Andrea Spinazi, chief of information, facility, purchasing and services manager at Roma Metropolitane S.r.l., explained what he finds most beneficial with Pure Storage:
“The most valuable features are extremely low latency, high IOPS with VMware, inline deduplication and compression….We liked the non-disruptive downgrade from FA-420 (POC) to FA-405 in production and the non-disruptive upgrade from FA-405 to M20.”
However, Leonardo Perez, deputy head of IT at a government agency, warned of a Pure Storage drawback:
“Be careful with the type of information you allocate to this storage. The solution is good for virtual machines and databases, but not for images and videos. Compression rates are not good for these types of data.”
“The performance is really good.
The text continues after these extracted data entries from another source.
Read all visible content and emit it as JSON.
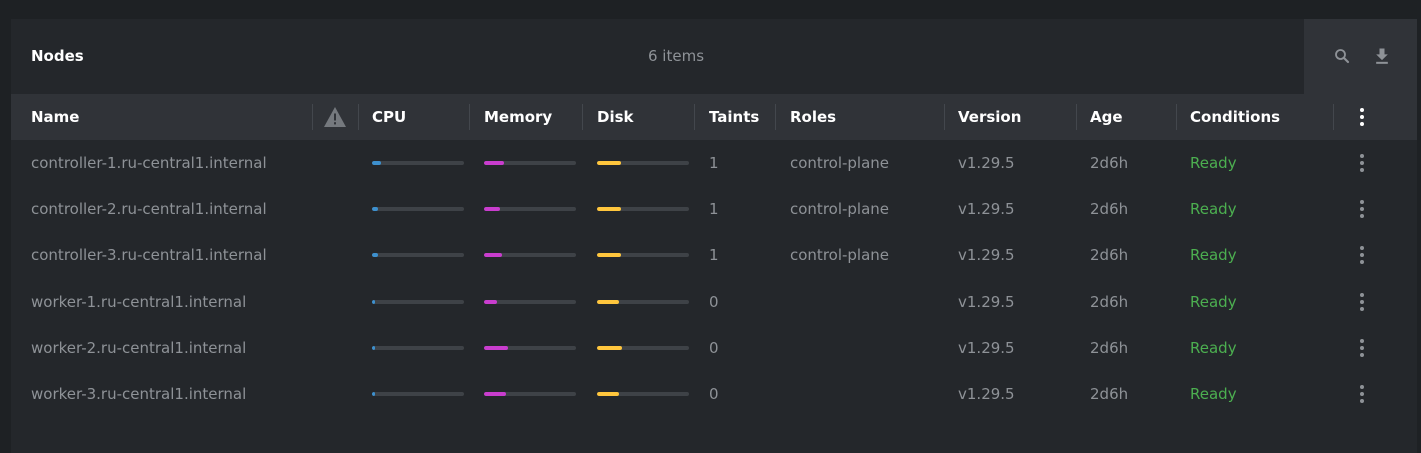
{
  "header": {
    "title": "Nodes",
    "count_text": "6 items"
  },
  "toolbar": {
    "search_icon": "search-icon",
    "download_icon": "download-icon"
  },
  "columns": {
    "name": "Name",
    "warning_icon": "warning-icon",
    "cpu": "CPU",
    "memory": "Memory",
    "disk": "Disk",
    "taints": "Taints",
    "roles": "Roles",
    "version": "Version",
    "age": "Age",
    "conditions": "Conditions",
    "menu_icon": "kebab-menu-icon"
  },
  "colors": {
    "cpu": "#3d90ce",
    "memory": "#c93dce",
    "disk": "#ffc63d",
    "ready": "#4caf50"
  },
  "rows": [
    {
      "name": "controller-1.ru-central1.internal",
      "cpu_pct": 10,
      "memory_pct": 22,
      "disk_pct": 26,
      "taints": "1",
      "roles": "control-plane",
      "version": "v1.29.5",
      "age": "2d6h",
      "condition": "Ready"
    },
    {
      "name": "controller-2.ru-central1.internal",
      "cpu_pct": 7,
      "memory_pct": 17,
      "disk_pct": 26,
      "taints": "1",
      "roles": "control-plane",
      "version": "v1.29.5",
      "age": "2d6h",
      "condition": "Ready"
    },
    {
      "name": "controller-3.ru-central1.internal",
      "cpu_pct": 6,
      "memory_pct": 20,
      "disk_pct": 26,
      "taints": "1",
      "roles": "control-plane",
      "version": "v1.29.5",
      "age": "2d6h",
      "condition": "Ready"
    },
    {
      "name": "worker-1.ru-central1.internal",
      "cpu_pct": 3,
      "memory_pct": 14,
      "disk_pct": 24,
      "taints": "0",
      "roles": "",
      "version": "v1.29.5",
      "age": "2d6h",
      "condition": "Ready"
    },
    {
      "name": "worker-2.ru-central1.internal",
      "cpu_pct": 3,
      "memory_pct": 26,
      "disk_pct": 27,
      "taints": "0",
      "roles": "",
      "version": "v1.29.5",
      "age": "2d6h",
      "condition": "Ready"
    },
    {
      "name": "worker-3.ru-central1.internal",
      "cpu_pct": 3,
      "memory_pct": 24,
      "disk_pct": 24,
      "taints": "0",
      "roles": "",
      "version": "v1.29.5",
      "age": "2d6h",
      "condition": "Ready"
    }
  ]
}
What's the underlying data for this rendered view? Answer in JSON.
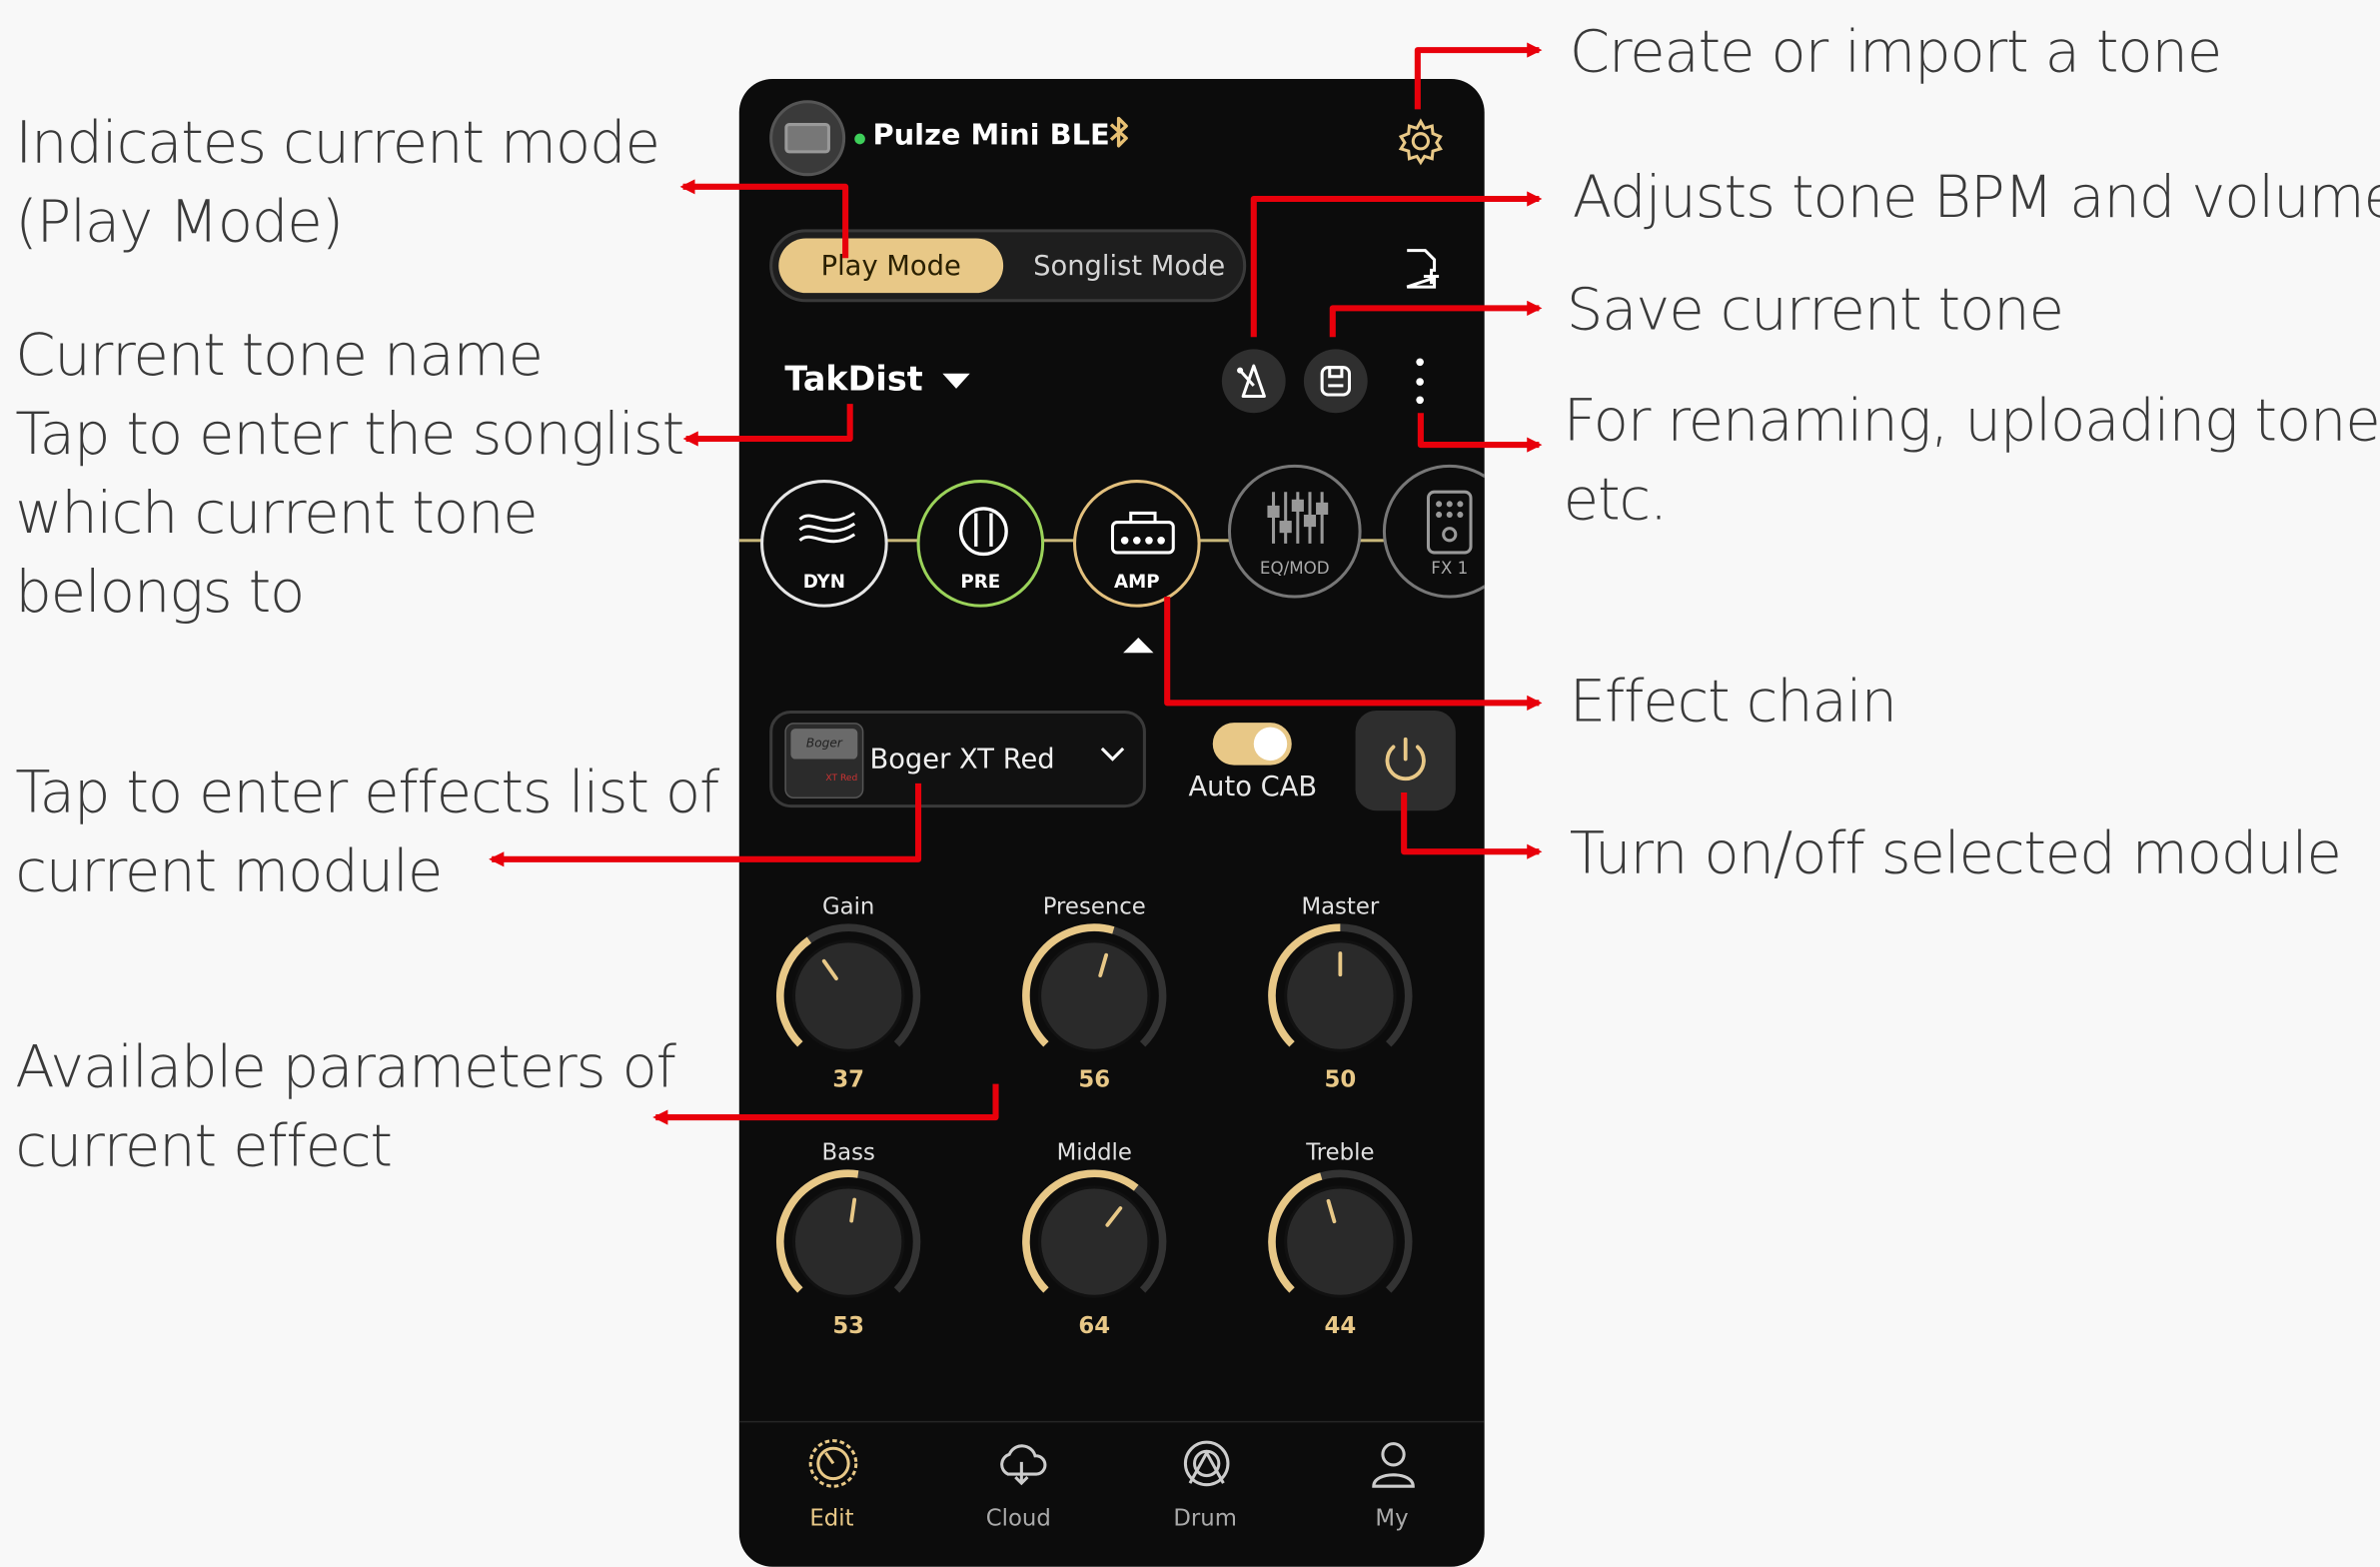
{
  "annotations": {
    "mode": [
      "Indicates current mode",
      "(Play Mode)"
    ],
    "tone_name": [
      "Current tone name",
      "Tap to enter the songlist",
      "which current tone",
      "belongs to"
    ],
    "effects_list": [
      "Tap to enter effects list of",
      "current module"
    ],
    "parameters": [
      "Available parameters of",
      "current effect"
    ],
    "create_tone": "Create or import a tone",
    "bpm_volume": "Adjusts tone BPM and volume",
    "save_tone": "Save current tone",
    "rename_upload": [
      "For renaming, uploading tones,",
      "etc."
    ],
    "effect_chain": "Effect chain",
    "power": "Turn on/off selected module"
  },
  "app": {
    "device_name": "Pulze Mini BLE",
    "bluetooth_icon": "bluetooth-icon",
    "settings_icon": "gear-icon",
    "modes": {
      "active": "Play Mode",
      "inactive": "Songlist Mode"
    },
    "tone": {
      "name": "TakDist"
    },
    "chain": [
      {
        "label": "DYN",
        "icon": "waves-icon",
        "state": "inactive"
      },
      {
        "label": "PRE",
        "icon": "preamp-icon",
        "state": "on"
      },
      {
        "label": "AMP",
        "icon": "amp-icon",
        "state": "selected"
      },
      {
        "label": "EQ/MOD",
        "icon": "eq-icon",
        "state": "off"
      },
      {
        "label": "FX 1",
        "icon": "pedal-icon",
        "state": "off"
      }
    ],
    "effect": {
      "name": "Boger XT Red",
      "thumb_text": "Boger",
      "thumb_badge": "XT Red"
    },
    "auto_cab": {
      "label": "Auto CAB",
      "on": true
    },
    "knobs": [
      {
        "label": "Gain",
        "value": "37"
      },
      {
        "label": "Presence",
        "value": "56"
      },
      {
        "label": "Master",
        "value": "50"
      },
      {
        "label": "Bass",
        "value": "53"
      },
      {
        "label": "Middle",
        "value": "64"
      },
      {
        "label": "Treble",
        "value": "44"
      }
    ],
    "tabs": [
      {
        "label": "Edit",
        "icon": "edit-dial-icon",
        "active": true
      },
      {
        "label": "Cloud",
        "icon": "cloud-icon",
        "active": false
      },
      {
        "label": "Drum",
        "icon": "drum-icon",
        "active": false
      },
      {
        "label": "My",
        "icon": "user-icon",
        "active": false
      }
    ],
    "colors": {
      "accent": "#e8c887",
      "arrow": "#e8000b",
      "pre_ring": "#9bd35a",
      "background": "#0c0c0c"
    }
  }
}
From an operations perspective, definitely the ease of use stands out. Compared to other products and other vendors, it's much, much easier.”
A senior solutions architect at a tech services company shared how his company has benefitted from IBM FlashSystem:
“The V9000 incorporates both the Spectrum virtualization layer as well as flash technology. It does it in such a unique manner that it provides super-fast response times. There's low latency for the customers. It's very simple and easy.”
Joseph King, CTO at CAS Severn, suggested a way IBM FlashSystem could improve:
“We think that IBM has to continue to invest in additional data reduction capabilities, which are on their roadmap. Being able to use flash most efficiently, where the least amount of data is physically being stored on the V9000, is really where IBM needs to make additional investment. They are doing that.”